Horval Crook-finger bowed deeply, muttered and gestured-for a moment, and suddenly he was a great rook whose plumage had a purplish sheen, and upon whose breast was a single scarlet feather.
"As you command, Elder," the bird croaked. Then, with a clumsy flapping, the raven took wing and flew in an upward spiral. The speck intermingled with a hundred others like it circling in the sky, carrion eaters hopeful of feasting soon. Again the commander smiled evilly, for he appreciated the transformation, the clever speech as a bird, and the precaution of becoming one with the wheeling flock before flying to fulfill orders. The Elder Brother stood looking at the dark specks. Then, just as one soared southward and went out of sight high into the*blue heavens, a commotion from below broke his reverie.

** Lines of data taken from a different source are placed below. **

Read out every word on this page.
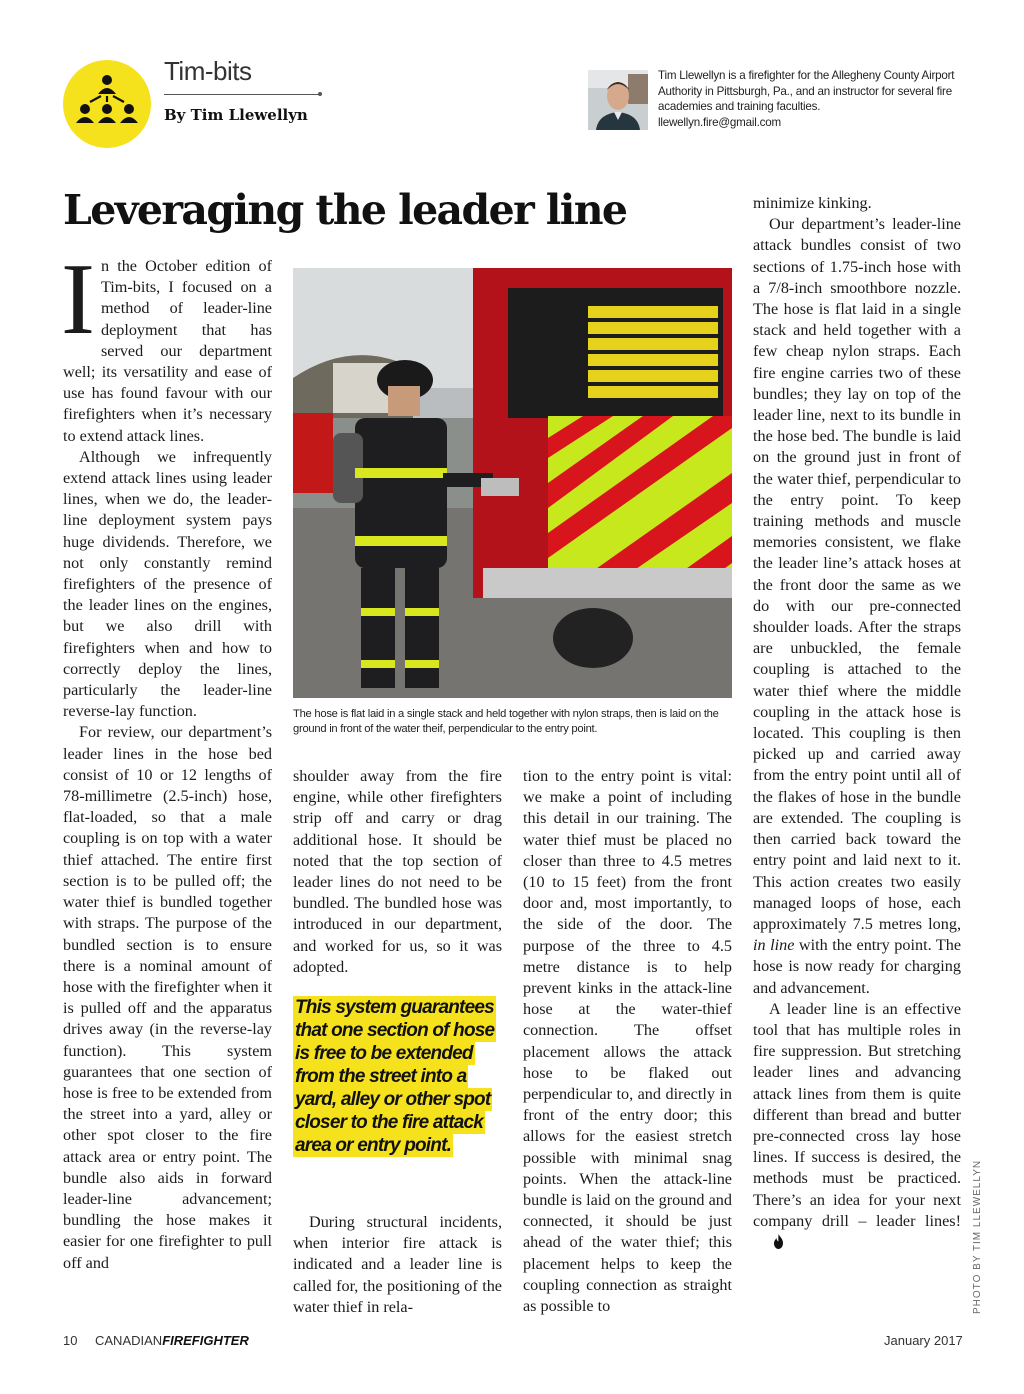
Tim-bits
By Tim Llewellyn
Tim Llewellyn is a firefighter for the Allegheny County Airport Authority in Pittsburgh, Pa., and an instructor for several fire academies and training faculties.
llewellyn.fire@gmail.com
Leveraging the leader line

In the October edition of Tim-bits, I focused on a method of leader-line deployment that has served our department well; its versatility and ease of use has found favour with our firefighters when it’s necessary to extend attack lines.

Although we infrequently extend attack lines using leader lines, when we do, the leader-line deployment system pays huge dividends. Therefore, we not only constantly remind firefighters of the presence of the leader lines on the engines, but we also drill with firefighters when and how to correctly deploy the lines, particularly the leader-line reverse-lay function.

For review, our department’s leader lines in the hose bed consist of 10 or 12 lengths of 78-millimetre (2.5-inch) hose, flat-loaded, so that a male coupling is on top with a water thief attached. The entire first section is to be pulled off; the water thief is bundled together with straps. The purpose of the bundled section is to ensure there is a nominal amount of hose with the firefighter when it is pulled off and the apparatus drives away (in the reverse-lay function). This system guarantees that one section of hose is free to be extended from the street into a yard, alley or other spot closer to the fire attack area or entry point. The bundle also aids in forward leader-line advancement; bundling the hose makes it easier for one firefighter to pull off and

The hose is flat laid in a single stack and held together with nylon straps, then is laid on the ground in front of the water theif, perpendicular to the entry point.

shoulder away from the fire engine, while other firefighters strip off and carry or drag additional hose. It should be noted that the top section of leader lines do not need to be bundled. The bundled hose was introduced in our department, and worked for us, so it was adopted.

This system guarantees that one section of hose is free to be extended from the street into a yard, alley or other spot closer to the fire attack area or entry point.

During structural incidents, when interior fire attack is indicated and a leader line is called for, the positioning of the water thief in rela-

tion to the entry point is vital: we make a point of including this detail in our training. The water thief must be placed no closer than three to 4.5 metres (10 to 15 feet) from the front door and, most importantly, to the side of the door. The purpose of the three to 4.5 metre distance is to help prevent kinks in the attack-line hose at the water-thief connection. The offset placement allows the attack hose to be flaked out perpendicular to, and directly in front of the entry door; this allows for the easiest stretch possible with minimal snag points. When the attack-line bundle is laid on the ground and connected, it should be just ahead of the water thief; this placement helps to keep the coupling connection as straight as possible to

minimize kinking.

Our department’s leader-line attack bundles consist of two sections of 1.75-inch hose with a 7/8-inch smoothbore nozzle. The hose is flat laid in a single stack and held together with a few cheap nylon straps. Each fire engine carries two of these bundles; they lay on top of the leader line, next to its bundle in the hose bed. The bundle is laid on the ground just in front of the water thief, perpendicular to the entry point. To keep training methods and muscle memories consistent, we flake the leader line’s attack hoses at the front door the same as we do with our pre-connected shoulder loads. After the straps are unbuckled, the female coupling is attached to the water thief where the middle coupling in the attack hose is located. This coupling is then picked up and carried away from the entry point until all of the flakes of hose in the bundle are extended. The coupling is then carried back toward the entry point and laid next to it. This action creates two easily managed loops of hose, each approximately 7.5 metres long, in line with the entry point. The hose is now ready for charging and advancement.

A leader line is an effective tool that has multiple roles in fire suppression. But stretching leader lines and advancing attack lines from them is quite different than bread and butter pre-connected cross lay hose lines. If success is desired, the methods must be practiced. There’s an idea for your next company drill – leader lines! PHOTO BY TIM LLEWELLYN
10 CANADIANFIREFIGHTER	January 2017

"Find out what is going on — quickly!" he shouted to the group with him. All eight of the remaining men hastened to obey, leaving their master alone. The brazen clangor continued from below. Some dolt was hammering on the great alarm gong at the entrance to the massive keep building. Had some man-at-arms gone mad? There were certainly no enemies within the castle… yet! To reassure himself of this fact, the commander walked to the tower's battlement, stepped between two merlons, and peered downward. Soldiers in bloody hues, some bearing shields likewise flashing red, were converging on the low, twin towers that marked the entrance to the keep. They are only answering the alarm, the commander of the fortress thought to himself, but he hastened to go below himself to learn exactly what was occurring.
The staircase encircled the inside of the outer wall of the up-thrust tower that was the core of the castle's inner works. The one known only as Elder Brother sped down these steps, passing the upper floors without pause. Shouts, yells, and the clash of steel on steel urged him onward with even greater haste.